Turkey pivotal in anti-ISIL effort, says NATO chief
WASHINGTON - Anadolu Agency
AA photoTurkey’s assistance has been critical in efforts to counter the Islamic State of Iraq and the Levant (ISIL), NATO Secretary-General Jens Stoltenberg said April 6.
“Turkey participates in the coalition fighting ISIL. Turkey provides military assets, but Turkey also provides infrastructure – bases, the İncirlik Base, and other facilities – for the efforts of the coalition fighting ISIL,” Stoltenberg said at the Atlantic Council think tank in Washington.
“Without Turkey it would have been much more difficult to, for instance, conduct many of the air strikes against ISIL,” the secretary-general added.
Crucially, Turkey is the NATO ally “most affected” by an influx of refugees prompted by conflicts in neighboring Iraq and Syria, Stoltenberg said.
“We are responding to the conflict in Syria by supporting Turkey – bordering Syria and Iraq, we have assurance measures, including the NATO presence in Turkey,” he said.
Around 2.7 million Syrians who have fled the country’s ongoing conflict are being sheltered in Turkey, while a NATO mission has been launched in the Aegean to stop the flow of migrants to the Greek islands, hoping to reach Europe.
Regarding Russia, Stoltenberg said Moscow did not pose an “imminent threat” to NATO security, but said it was investing in and using increased military capabilities, particularly in Eastern Europe.
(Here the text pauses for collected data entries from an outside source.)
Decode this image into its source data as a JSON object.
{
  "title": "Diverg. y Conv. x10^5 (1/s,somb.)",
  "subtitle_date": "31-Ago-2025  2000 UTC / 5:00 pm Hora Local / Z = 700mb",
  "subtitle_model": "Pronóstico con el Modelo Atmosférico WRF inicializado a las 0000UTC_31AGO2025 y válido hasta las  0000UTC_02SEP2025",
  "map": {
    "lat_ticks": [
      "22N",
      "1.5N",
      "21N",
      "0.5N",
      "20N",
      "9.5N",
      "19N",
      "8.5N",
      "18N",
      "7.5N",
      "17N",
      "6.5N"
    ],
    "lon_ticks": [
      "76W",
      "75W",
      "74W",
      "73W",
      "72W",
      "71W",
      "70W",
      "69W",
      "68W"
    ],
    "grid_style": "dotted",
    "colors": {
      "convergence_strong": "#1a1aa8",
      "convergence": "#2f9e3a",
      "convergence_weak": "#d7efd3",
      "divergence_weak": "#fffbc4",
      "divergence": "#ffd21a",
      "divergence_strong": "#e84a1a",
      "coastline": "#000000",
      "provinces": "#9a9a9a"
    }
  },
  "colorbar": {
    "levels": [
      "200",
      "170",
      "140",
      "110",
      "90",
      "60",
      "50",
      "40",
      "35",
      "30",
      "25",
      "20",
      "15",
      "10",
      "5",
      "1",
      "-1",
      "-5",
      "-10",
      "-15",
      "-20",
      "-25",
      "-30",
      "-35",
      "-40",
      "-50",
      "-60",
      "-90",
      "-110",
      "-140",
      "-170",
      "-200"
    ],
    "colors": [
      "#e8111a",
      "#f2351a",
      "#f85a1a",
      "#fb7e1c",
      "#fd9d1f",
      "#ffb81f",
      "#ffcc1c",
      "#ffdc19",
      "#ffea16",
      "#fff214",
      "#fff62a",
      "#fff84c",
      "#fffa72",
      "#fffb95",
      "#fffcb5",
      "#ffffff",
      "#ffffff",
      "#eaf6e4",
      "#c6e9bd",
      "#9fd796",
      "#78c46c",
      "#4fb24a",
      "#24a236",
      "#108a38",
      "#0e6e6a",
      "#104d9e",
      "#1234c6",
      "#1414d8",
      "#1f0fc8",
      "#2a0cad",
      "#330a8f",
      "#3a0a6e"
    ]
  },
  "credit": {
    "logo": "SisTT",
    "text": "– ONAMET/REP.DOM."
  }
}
“What we see is a more assertive Russia responsible for aggressive actions in Ukraine and willing to use military force – not only to invest in Russian military capabilities. We also see a willingness to use those capabilities to intimidate neighbors, to change borders in Europe – to annex Crimea, to destabilize eastern Ukraine, and to have troops in Georgia, Moldova, and so on. This is of course why we are responding,” he said.
Stoltenberg said NATO had made “significant progress” in its response efforts.
“NATO is becoming more agile, and we are increasing our readiness,” the NATO chief said, adding that it was “the largest reinforcement of our collective defense since the end of the Cold War.”
“NATO’s response force is now three times bigger than it was before with a brigade-sized high readiness force at its core,” he added.
Turkey’s downing of a Russian jet in November 2015 after it violated Turkish airspace “underlined just how important it is that we do our utmost military-to-military communications, to have expansive predictability, to avoid those kind of incidents. Dialogue is not weakness; dialogue is strength,” Stoltenberg said.